Para mi suerte, un día, un par de años más tarde, desperté y me puse a estudiar nuevamente. Además, observando las diferentes formas y métodos de hacer ciencia me di cuenta que la física ofrece una aproximación al estudio de la naturaleza en la que me siento confortable. La física se convirtió en mi pasión y allí me quedé sin mirar atrás.

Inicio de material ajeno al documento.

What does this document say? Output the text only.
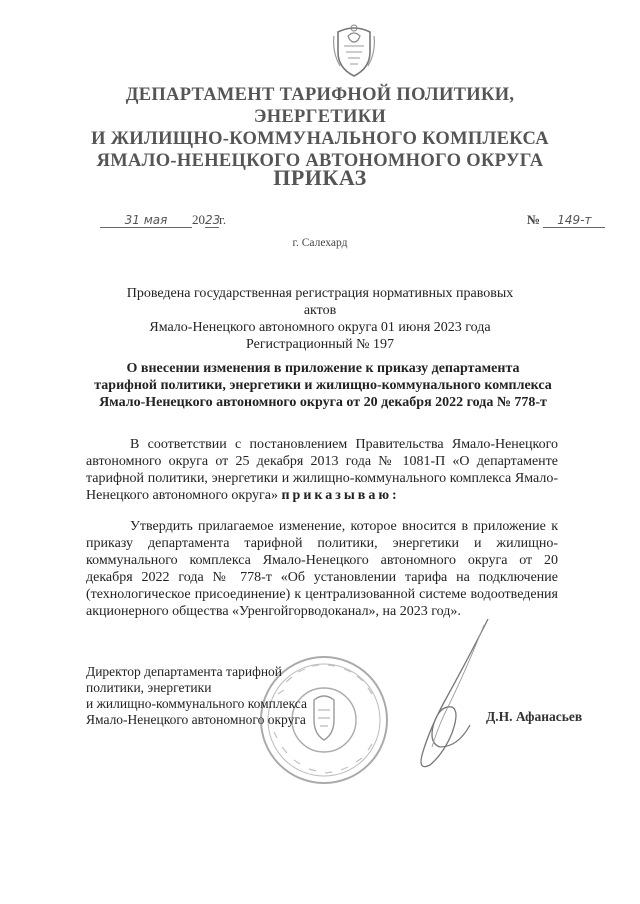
ДЕПАРТАМЕНТ ТАРИФНОЙ ПОЛИТИКИ, ЭНЕРГЕТИКИ
И ЖИЛИЩНО-КОММУНАЛЬНОГО КОМПЛЕКСА
ЯМАЛО-НЕНЕЦКОГО АВТОНОМНОГО ОКРУГА
ПРИКАЗ
31 мая 2023г.	№ 149-т
г. Салехард
Проведена государственная регистрация нормативных правовых актов
Ямало-Ненецкого автономного округа 01 июня 2023 года
Регистрационный № 197
О внесении изменения в приложение к приказу департамента
тарифной политики, энергетики и жилищно-коммунального комплекса
Ямало-Ненецкого автономного округа от 20 декабря 2022 года № 778-т
В соответствии с постановлением Правительства Ямало-Ненецкого автономного округа от 25 декабря 2013 года № 1081-П «О департаменте тарифной политики, энергетики и жилищно-коммунального комплекса Ямало-Ненецкого автономного округа» приказываю:
Утвердить прилагаемое изменение, которое вносится в приложение к приказу департамента тарифной политики, энергетики и жилищно-коммунального комплекса Ямало-Ненецкого автономного округа от 20 декабря 2022 года № 778-т «Об установлении тарифа на подключение (технологическое присоединение) к централизованной системе водоотведения акционерного общества «Уренгойгорводоканал», на 2023 год».
Директор департамента тарифной
политики, энергетики
и жилищно-коммунального комплекса
Ямало-Ненецкого автономного округа	Д.Н. Афанасьев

El movimiento de química a física lo hice a través de la fisicoquímica teórica. Agradezco mucho a los profesores que impulsaron mis investigaciones en esa área, especialmente al profesor Antonio Hernández, hoy profesor emérito de la Universidad Simón Bolívar y a su esposa Mary Zalazar, excelente profesional de la química teórica. Luego, en el doctorado continué en el área física teórica de altas energías. Allí trabajé en teoría de supercuerdas, específicamente con la 5M-brana en 11 dimensiones. En el 2001 defendí mi tesis doctoral. Varios profesores marcaron mi vida en esa etapa, les estoy infinitamente agradecida. Profesionales increíbles a quienes tengo en la más alta estima: Álvaro Restuccia, Gaetano Di Bartolo, Rita Gianvittorio, Mario Caicedo, Benjamin Scharifker, Isbelia Martín y Victor Villalba. Todos con una impecable calidad académica y humana.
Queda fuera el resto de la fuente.